In the first quarter of 2016, all-cash homebuyers for single-family homes and condos paid, on average, 23 percent less per square foot than all homebuyers nationwide.
In addition, it’s important to remember there will be times when paying cash for a property makes sense and other times when other financing options should be considered. If you have your own capital, however, you should always consider using it in the best possible situations
Traditional Lenders: One of the more famous financing methods in real estate is through traditional lenders, which includes conventional and FHA loans. Many investors are pursuing traditional lender financing options in today’s market because interest rates are at historic lows.
However, traditional lenders follow strict guidelines with many demands that other financing options don’t require. The hurdles with traditional loans, such as a conventional mortgage loan, include a sufficient down payment (anywhere from 15 to 25 percent), an adequate credit score (a minimum of 680) and documentation of income. In addition, the money used must be what is called “sourced and seasoned” for at least 60 days and cannot be a gift. In many cases, this could limit many investors.
Hard Money Lenders: Funded by private businesses and individuals, hard money lenders provide short-term, high-rate loans for real estate investors. This financing option, which doesn’t conform to bank standards of creditworthiness, is typically used by rehabbers looking to renovate a property.
Hard money financing is generally determined by the value of the investment property itself, with lenders analyzing the “After Repair Value” (ARV) to determine the size of the loan. Hard money lenders generally won’t fund an entire deal, but rather fund a percentage of the purchase price or the after repair value, which will range from 50 to 70 percent.
Furthermore, hard money lenders also charge fees apart from the interest on the loan. These fees are generally delineated in points (three to five), which represent additional percentage fees based on the loan amount.

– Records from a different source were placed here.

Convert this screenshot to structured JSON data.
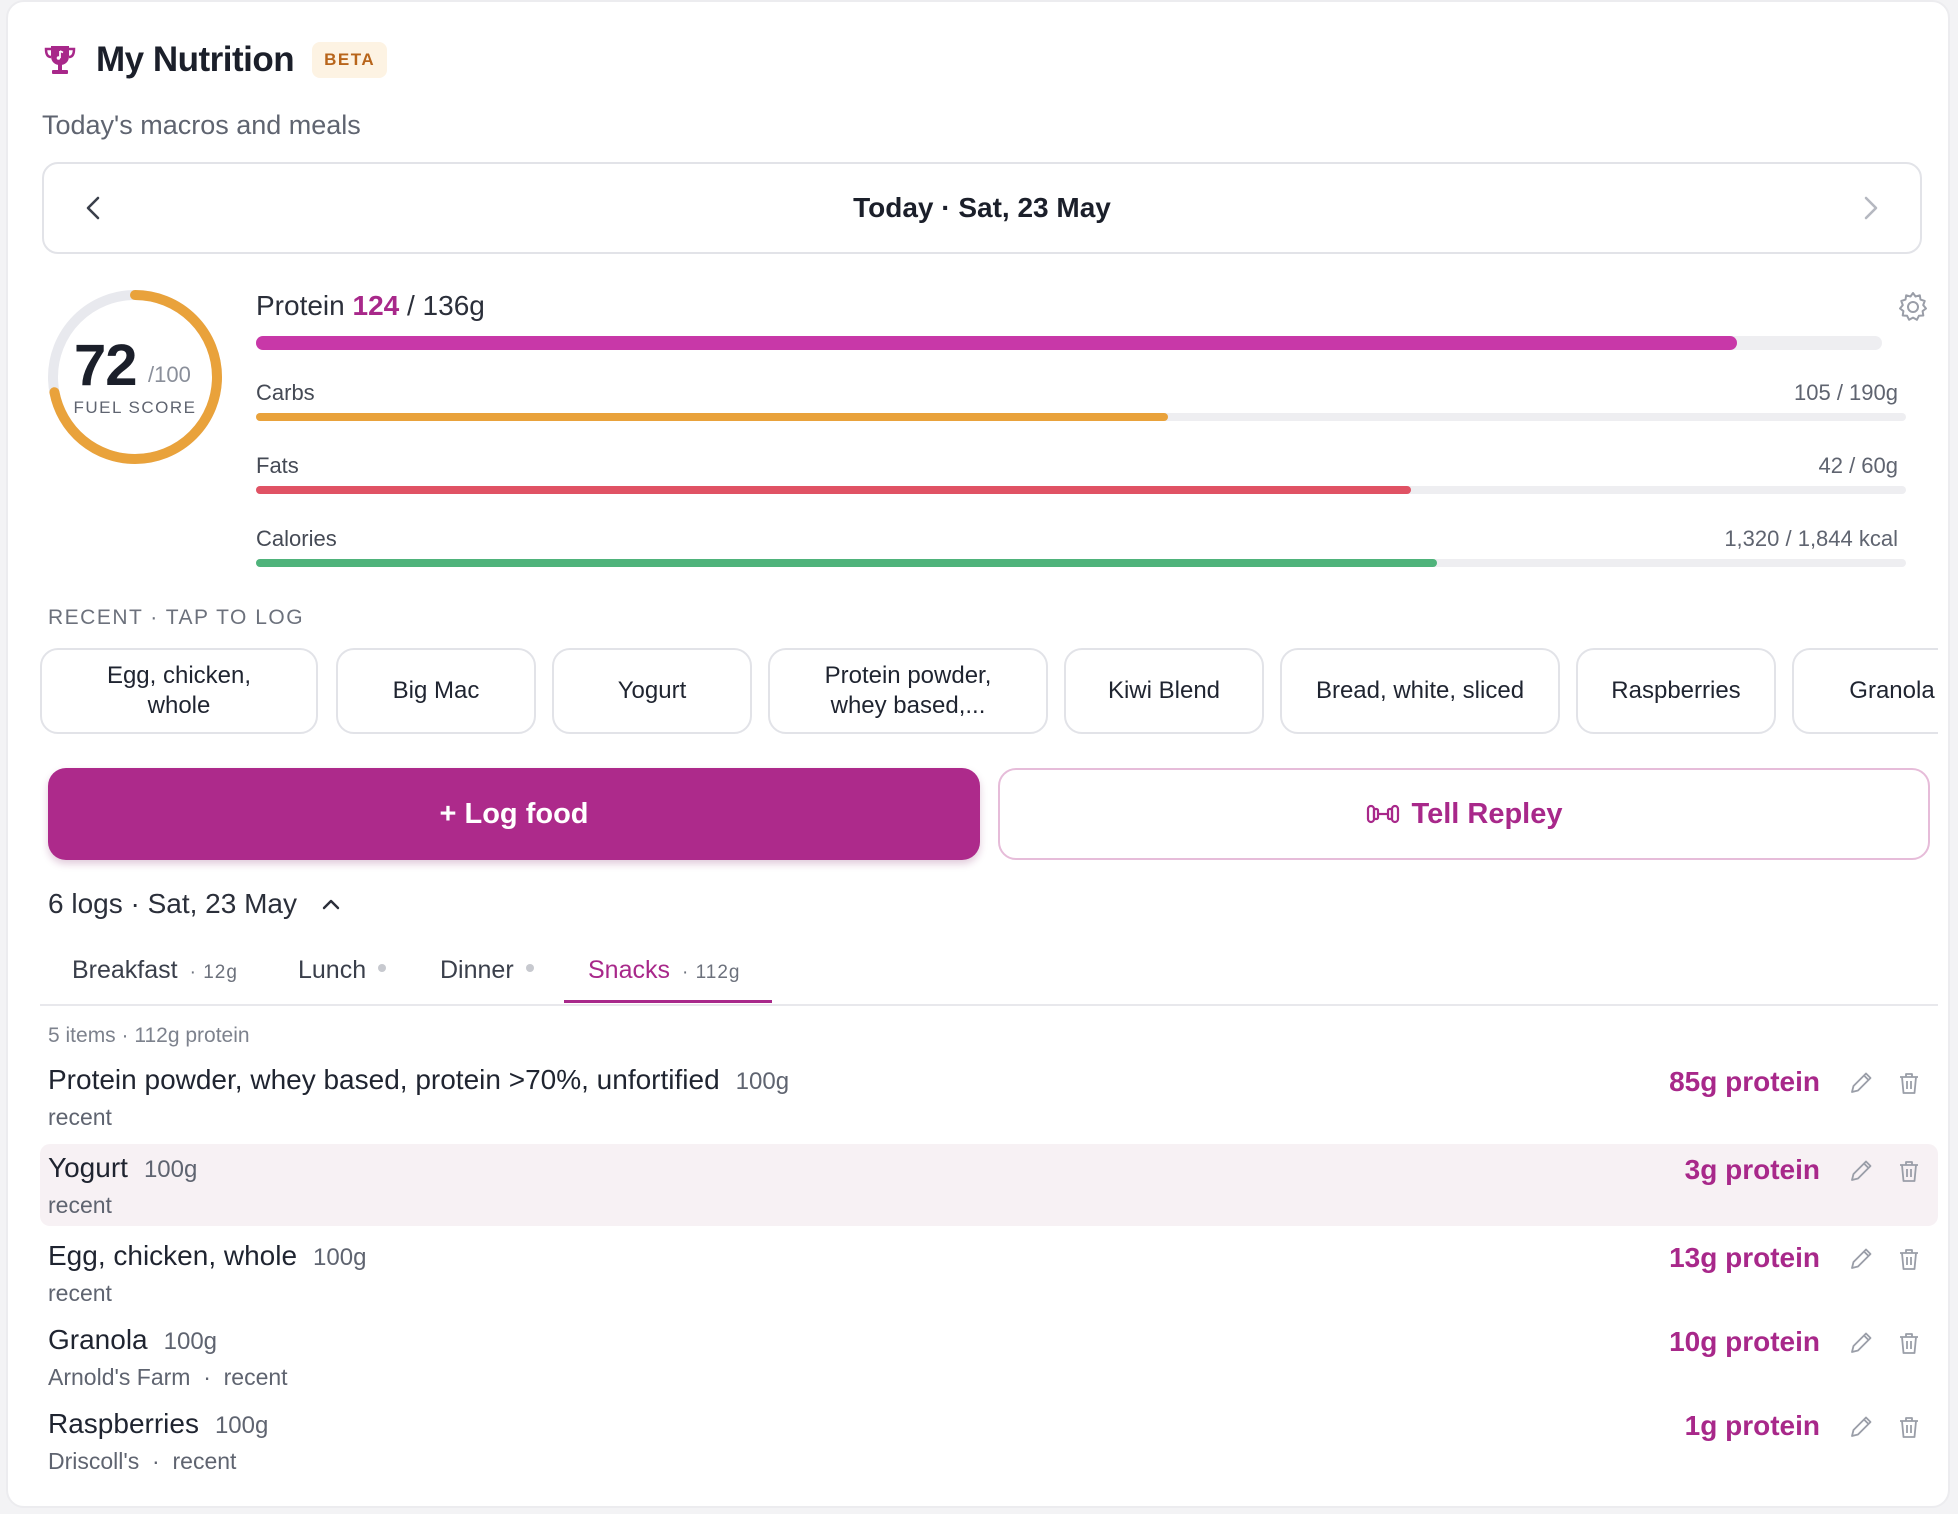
{
  "header": {
    "title": "My Nutrition",
    "badge": "BETA",
    "subtitle": "Today's macros and meals",
    "icon": "trophy-icon"
  },
  "date_nav": {
    "label": "Today · Sat, 23 May",
    "prev_icon": "chevron-left-icon",
    "next_icon": "chevron-right-icon"
  },
  "score": {
    "value": "72",
    "max": "/100",
    "label": "FUEL SCORE",
    "fraction": 0.72,
    "color": "#e9a23b"
  },
  "macros": {
    "protein": {
      "label": "Protein",
      "value": "124",
      "goal": " / 136g",
      "fraction": 0.911,
      "color": "#c838a8"
    },
    "carbs": {
      "label": "Carbs",
      "value_text": "105 / 190g",
      "fraction": 0.553,
      "color": "#e9a23b"
    },
    "fats": {
      "label": "Fats",
      "value_text": "42 / 60g",
      "fraction": 0.7,
      "color": "#e05264"
    },
    "calories": {
      "label": "Calories",
      "value_text": "1,320 / 1,844 kcal",
      "fraction": 0.716,
      "color": "#4fb37b"
    }
  },
  "recent": {
    "header": "RECENT · TAP TO LOG",
    "chips": [
      {
        "line1": "Egg, chicken,",
        "line2": "whole"
      },
      {
        "line1": "Big Mac",
        "line2": ""
      },
      {
        "line1": "Yogurt",
        "line2": ""
      },
      {
        "line1": "Protein powder,",
        "line2": "whey based,..."
      },
      {
        "line1": "Kiwi Blend",
        "line2": ""
      },
      {
        "line1": "Bread, white, sliced",
        "line2": ""
      },
      {
        "line1": "Raspberries",
        "line2": ""
      },
      {
        "line1": "Granola",
        "line2": ""
      }
    ]
  },
  "actions": {
    "log_food": "+ Log food",
    "tell": "Tell Repley"
  },
  "logs": {
    "header": "6 logs · Sat, 23 May",
    "tabs": [
      {
        "label": "Breakfast",
        "meta": "· 12g",
        "dot": false
      },
      {
        "label": "Lunch",
        "meta": "",
        "dot": true
      },
      {
        "label": "Dinner",
        "meta": "",
        "dot": true
      },
      {
        "label": "Snacks",
        "meta": "· 112g",
        "dot": false
      }
    ],
    "active_tab": "Snacks",
    "summary": "5 items · 112g protein",
    "items": [
      {
        "name": "Protein powder, whey based, protein >70%, unfortified",
        "qty": "100g",
        "sub": "recent",
        "protein": "85g protein"
      },
      {
        "name": "Yogurt",
        "qty": "100g",
        "sub": "recent",
        "protein": "3g protein"
      },
      {
        "name": "Egg, chicken, whole",
        "qty": "100g",
        "sub": "recent",
        "protein": "13g protein"
      },
      {
        "name": "Granola",
        "qty": "100g",
        "sub": "Arnold's Farm  ·  recent",
        "protein": "10g protein"
      },
      {
        "name": "Raspberries",
        "qty": "100g",
        "sub": "Driscoll's  ·  recent",
        "protein": "1g protein"
      }
    ]
  },
  "colors": {
    "accent": "#ad2a8b",
    "accent_text": "#a8288a"
  }
}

In general, hard money lenders charge much higher interest rates – sometimes double the amount of a traditional mortgage, plus fees. In the end, all hard money lenders will have different requirements and real estate investors need to be fully aware of what they’re getting themselves into.
Private Money Lenders: Private money lenders are integral to the growth of every new investor. They have the means and intent to invest capital into your business, and they are just as interested in working with you, as you are with them.
Generally speaking, private money lenders will provide investors with cash to purchase real estate properties in exchange for a specific interest rate. These terms will generally be established up front and with a specified payback period – anywhere from six months to a year. These loans are most common when investors believe they can raise the value of a particular property over a short period of time, typically through renovations. It’s also important to understand that, like hard money, private money should only be used when you have a clearly defined exit strategy.
When it comes down to it, real estate is a commodity that must be paid for. As an investor, it’s up to you to determine which real estate financing will work best for each deal. Ultimately, understanding the importance of real estate financing, including the different financing methods used by real estate investors, will assist in getting started.